The South African courts have come to conclude that conflict would never have arisen if the state had complied with its duties towards both rights. For example, in Jaftha v Schoeman 2005 (2) SA 140 (CC) the right to housing was said to be “an important right”, but the right to property was equally recognised.

The problem is that socio-economic rights remain “inherently limited”. This means that those who allege a breach of their rights will not grasp the ICESCR but instead will be required to turn to domestic law to find a remedy. A recent example of the inherently limited nature of socio-economic rights and the subjective nature of their application can be observed in the BBC Scotland investigation into homelessness. While the ICESCR may protect the right to housing, an individual approaching their local authority in Scotland when faced with homelessness will turn to the Housing (Scotland) Act 1987, the Housing (Scotland) Act 2001 and the Homelessness etc (Scotland) Act 2003.

Section 28 of the 1987 Act gives an individual the right to make a homelessness application. This requires the council to investigate whether the person is homeless, whether they are “intentionally homeless” and whether they have a local connection. Section 29 requires that when the local authority has reason to believe that an applicant is homeless, it will secure them accommodation while their application under s 28 is pending. The problem, as recently exposed through a series of FOI requests by the BBC, is that several councils have developed a practice of avoiding this responsibility by the use of “housing options”. For example, in East Ayrshire in 2017 87% of those presenting with homelessness reasons were only recorded as asking for advice.

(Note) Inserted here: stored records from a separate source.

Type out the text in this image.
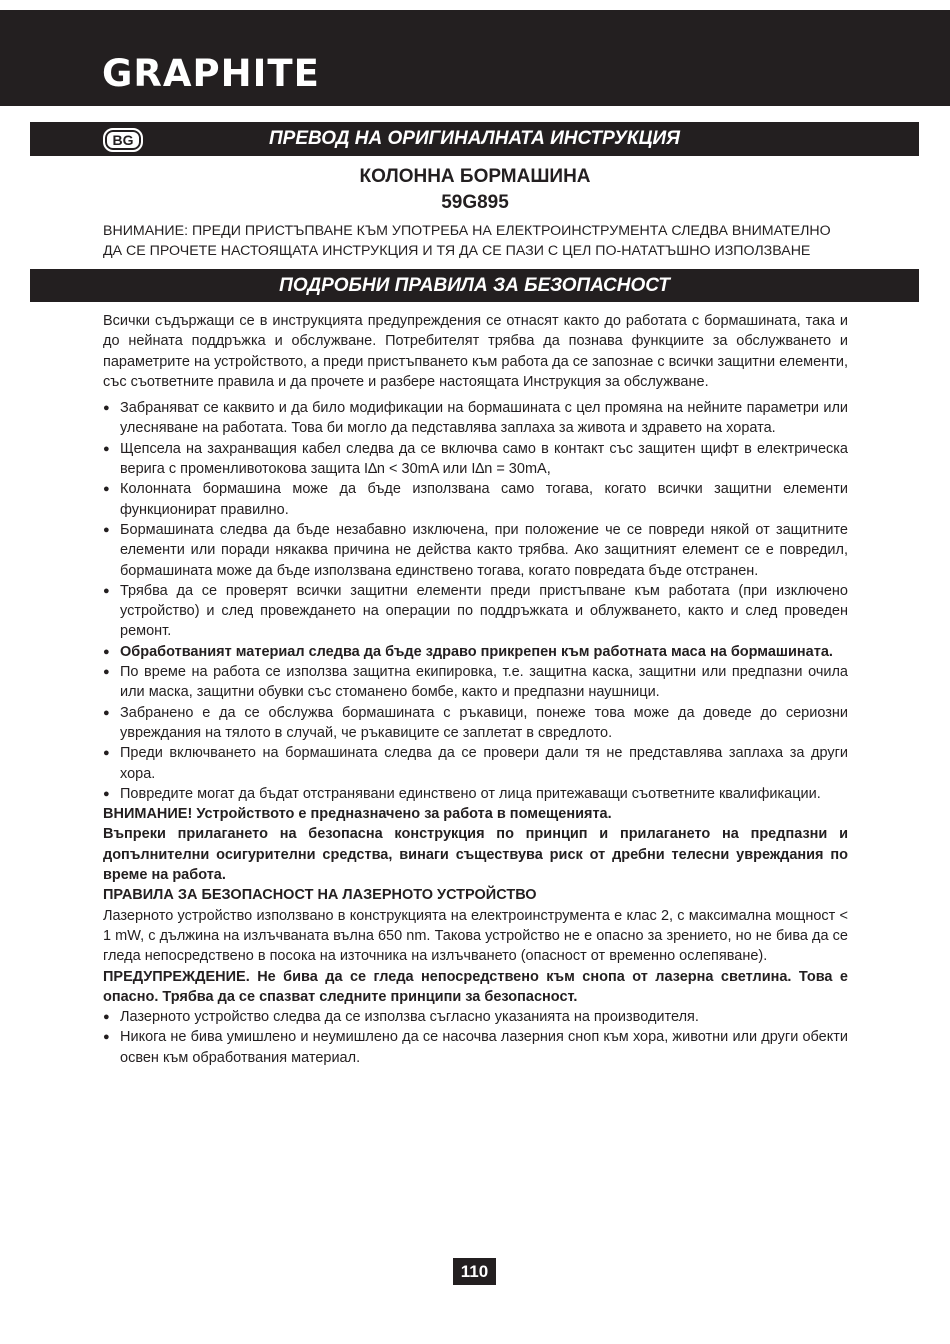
GRAPHITE
BG	ПРЕВОД НА ОРИГИНАЛНАТА ИНСТРУКЦИЯ
КОЛОННА БОРМАШИНА
59G895
ВНИМАНИЕ: ПРЕДИ ПРИСТЪПВАНЕ КЪМ УПОТРЕБА НА ЕЛЕКТРОИНСТРУМЕНТА СЛЕДВА ВНИМАТЕЛНО ДА СЕ ПРОЧЕТЕ НАСТОЯЩАТА ИНСТРУКЦИЯ И ТЯ ДА СЕ ПАЗИ С ЦЕЛ ПО-НАТАТЪШНО ИЗПОЛЗВАНЕ
ПОДРОБНИ ПРАВИЛА ЗА БЕЗОПАСНОСТ

Всички съдържащи се в инструкцията предупреждения се отнасят както до работата с бормашината, така и до нейната поддръжка и обслужване. Потребителят трябва да познава функциите за обслужването и параметрите на устройството, а преди пристъпването към работа да се запознае с всички защитни елементи, със съответните правила и да прочете и разбере настоящата Инструкция за обслужване.

● Забраняват се каквито и да било модификации на бормашината с цел промяна на нейните параметри или улесняване на работата. Това би могло да педставлява заплаха за живота и здравето на хората.
● Щепсела на захранващия кабел следва да се включва само в контакт със защитен щифт в електрическа верига с променливотокова защита I∆n < 30mA или I∆n = 30mA,
● Колонната бормашина може да бъде използвана само тогава, когато всички защитни елементи функционират правилно.
● Бормашината следва да бъде незабавно изключена, при положение че се повреди някой от защитните елементи или поради някаква причина не действа както трябва. Ако защитният елемент се е повредил, бормашината може да бъде използвана единствено тогава, когато повредата бъде отстранен.
● Трябва да се проверят всички защитни елементи преди пристъпване към работата (при изключено устройство) и след провеждането на операции по поддръжката и облужването, както и след проведен ремонт.
● Обработваният материал следва да бъде здраво прикрепен към работната маса на бормашината.
● По време на работа се използва защитна екипировка, т.е. защитна каска, защитни или предпазни очила или маска, защитни обувки със стоманено бомбе, както и предпазни наушници.
● Забранено е да се обслужва бормашината с ръкавици, понеже това може да доведе до сериозни увреждания на тялото в случай, че ръкавиците се заплетат в свредлото.
● Преди включването на бормашината следва да се провери дали тя не представлява заплаха за други хора.
● Повредите могат да бъдат отстранявани единствено от лица притежаващи съответните квалификации.

ВНИМАНИЕ! Устройството е предназначено за работа в помещенията.

Въпреки прилагането на безопасна конструкция по принцип и прилагането на предпазни и допълнителни осигурителни средства, винаги съществува риск от дребни телесни увреждания по време на работа.

ПРАВИЛА ЗА БЕЗОПАСНОСТ НА ЛАЗЕРНОТО УСТРОЙСТВО

Лазерното устройство използвано в конструкцията на електроинструмента е клас 2, с максимална мощност < 1 mW, с дължина на излъчваната вълна 650 nm. Такова устройство не е опасно за зрението, но не бива да се гледа непосредствено в посока на източника на излъчването (опасност от временно ослепяване).

ПРЕДУПРЕЖДЕНИЕ. Не бива да се гледа непосредствено към снопа от лазерна светлина. Това е опасно. Трябва да се спазват следните принципи за безопасност.

● Лазерното устройство следва да се използва съгласно указанията на производителя.
● Никога не бива умишлено и неумишлено да се насочва лазерния сноп към хора, животни или други обекти освен към обработвания материал.
110
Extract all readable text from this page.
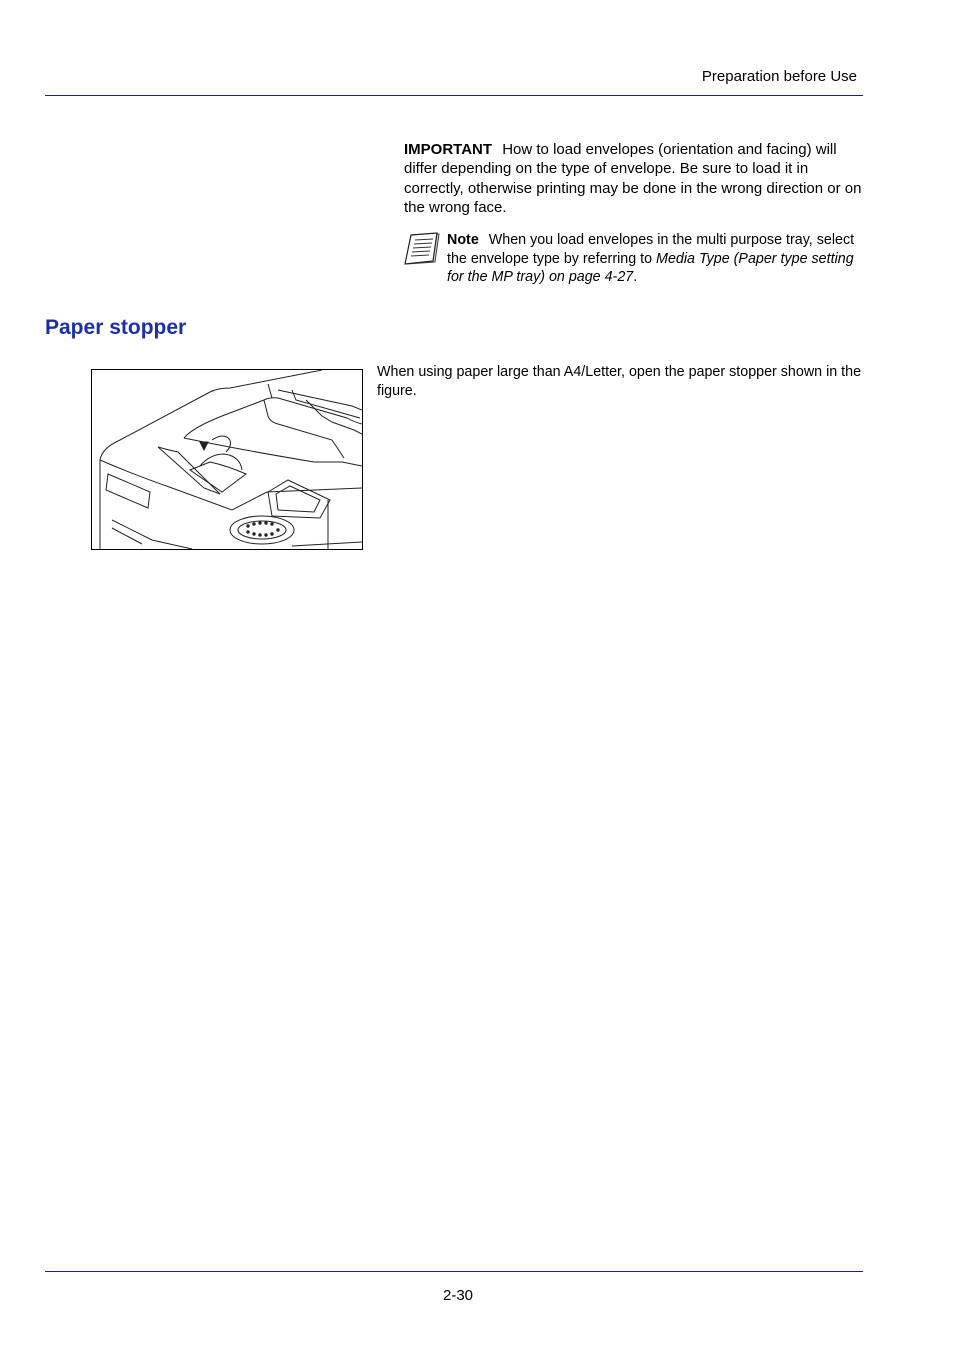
Preparation before Use
IMPORTANT How to load envelopes (orientation and facing) will differ depending on the type of envelope. Be sure to load it in correctly, otherwise printing may be done in the wrong direction or on the wrong face.
Note When you load envelopes in the multi purpose tray, select the envelope type by referring to Media Type (Paper type setting for the MP tray) on page 4-27.
Paper stopper
When using paper large than A4/Letter, open the paper stopper shown in the figure.
2-30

They were not registered as officially homeless. This categorisation in practice removed the individuals' right to accommodation under s 29.

This not only means that the true extent of homelessness in Scotland is being hidden but highlights that several local councils may be acting in a manner that is incompatible with the ICESCR. In this instance, the ICESCR may act as a guide to future public policy but it still cannot act to give those who have not been provided with accommodation a remedy. Instead, claims will have to be brought under Scots law. As such, the ICESCR remains a rather blunt instrument.


Socio-economic rights and the International Covenant remain misunderstood. Allegations of a “scroungers' charter” are not particularly helpful, but do highlight the considerable legal, political and economic hurdles to be overcome. Despite this, many of the parchment guarantees contained in the Covenant have been protected in the UK since the dawn of the welfare state, employment law and more recently directly through the integrated approach of the Strasbourg court.

The inclusion of the Covenant into several Acts of the Scottish Parliament should not be feared. The Covenant, however, does not incorporate directly enforceable legal rights. Instead, socio-economic rights should be viewed as obligations placed on the Scottish ministers and judiciary to be “progressively realised”. Considerably more research and discussion is required on this, with the Scottish Human Rights Commission already leading the charge. Scotland must focus on the need to seek concrete and case-specific solutions to the difficult problems that will inevitably arise, but it is unlikely that the proper role for socio-economic rights and the International Covenant in Scotland is going to be resolved in the near future.